The World Bank Group, Washington, DC, USA.
BMC Health Serv Res. 2020 May 11;20(1):409. doi: 10.1186/s12913-020-05261-y.
Diabetes is one of the leading causes of poor health and high care costs in Ukraine. To prevent diabetes complications and alleviate the financial burden of diabetes care on patients, the Ukrainian government reimburses diabetes medication and provides glucose monitoring, but there are significant gaps in the care continuum. We estimate the costs of providing diabetes care and the most cost-effective ways to address these gaps in the Poltava region of Ukraine.
We gathered data on the unit costs of diabetes interventions in Poltava and estimated expenditure on diabetes care. We estimated the optimal combination of facility-based and outreach screening and investigated how additional funding could best be allocated to improve glucose control outcomes.
Of the ~ 40,000 adults in diabetes care, only ~ 25% achieved sustained glucose control. Monitoring costs were higher for those who did not: by 10% for patients receiving non-pharmacological treatment, by 61% for insulin patients, and twice as high for patients prescribed oral treatment. Initiatives to improve treatment adherence (e.g. medication copayment schemes, enhanced adherence counseling) would address barriers along the care continuum and we estimate such expenditures may be recouped by reductions in patient monitoring costs. Improvements in case detection are also needed, with only around two-thirds of estimated cases having been diagnosed. Outreach screening campaigns could play a significant role: depending on how well-targeted and scalable such campaigns are, we estimate that 10-46% of all screening could be conducted via outreach, at a cost per positive patient identified of US$7.12-9.63.

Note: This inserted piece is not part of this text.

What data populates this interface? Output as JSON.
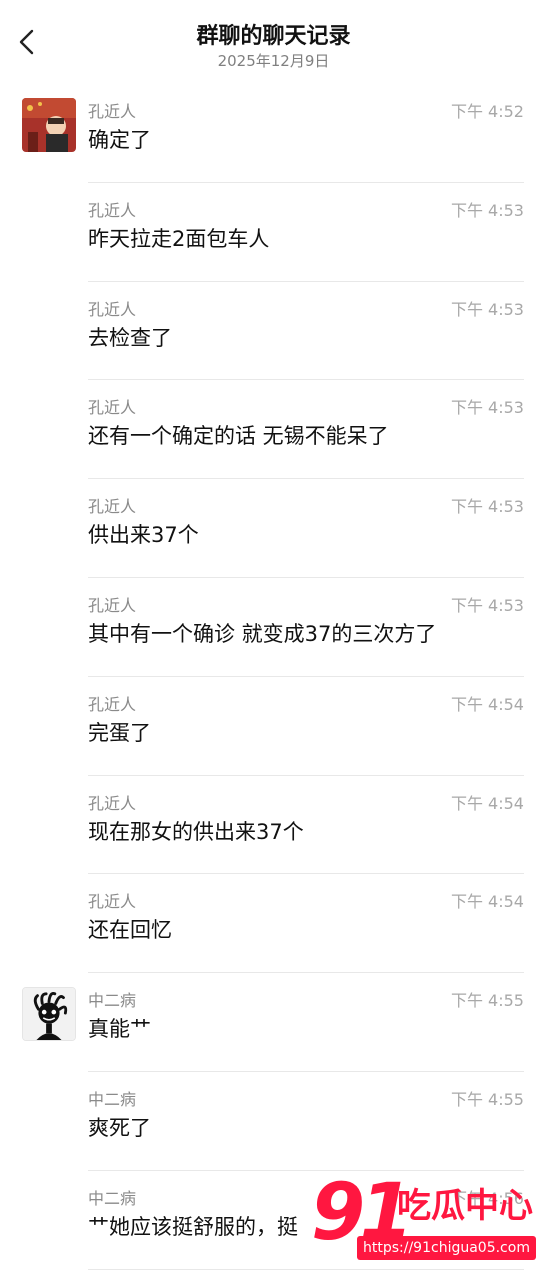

Investments to improve case detection and treatment adherence are the most efficient interventions for improved diabetes control in Poltava. Quantitative tools provide essential decision support for targeting investment to close the gaps in care.
糖尿病是导致乌克兰健康状况不佳和医疗费用高昂的主要原因之一。为了预防糖尿病并发症并减轻患者的糖尿病护理经济负担,乌克兰政府报销糖尿病药物并提供葡萄糖监测,但在护理连续体方面存在重大差距。我们评估了在乌克兰波尔塔瓦地区提供糖尿病护理的成本,以及解决这些差距的最具成本效益的方法。
我们收集了波尔塔瓦糖尿病干预措施的单位成本数据,并估算了糖尿病护理的支出。我们估计了基于设施的和外展筛查的最佳组合,并研究了如何最好地分配额外资金以改善血糖控制结果。
在接受糖尿病护理的约 40,000 名成年人中,只有约 25%的人实现了持续的血糖控制。未达到血糖控制的患者监测成本更高:非药物治疗患者增加 10%,胰岛素治疗患者增加 61%,口服治疗患者增加一倍。改善治疗依从性的举措(例如药物共付额计划、增强的依从性咨询)将解决护理连续体中的障碍,我们估计这些支出可能会通过降低患者监测成本得到弥补。还需要改进病例发现,只有大约三分之二的估计病例得到了诊断。外展筛查活动可以发挥重要作用:具体取决于此类活动的针对性和可扩展性,我们估计所有筛查中有 10%-46%可以通过外展进行,每个阳性患者的识别成本为 7.12-9.63 美元。
投资改善病例发现和治疗依从性是改善波尔塔瓦糖尿病控制的最有效干预措施。定量工具为针对投资以弥合护理差距提供了重要的决策支持。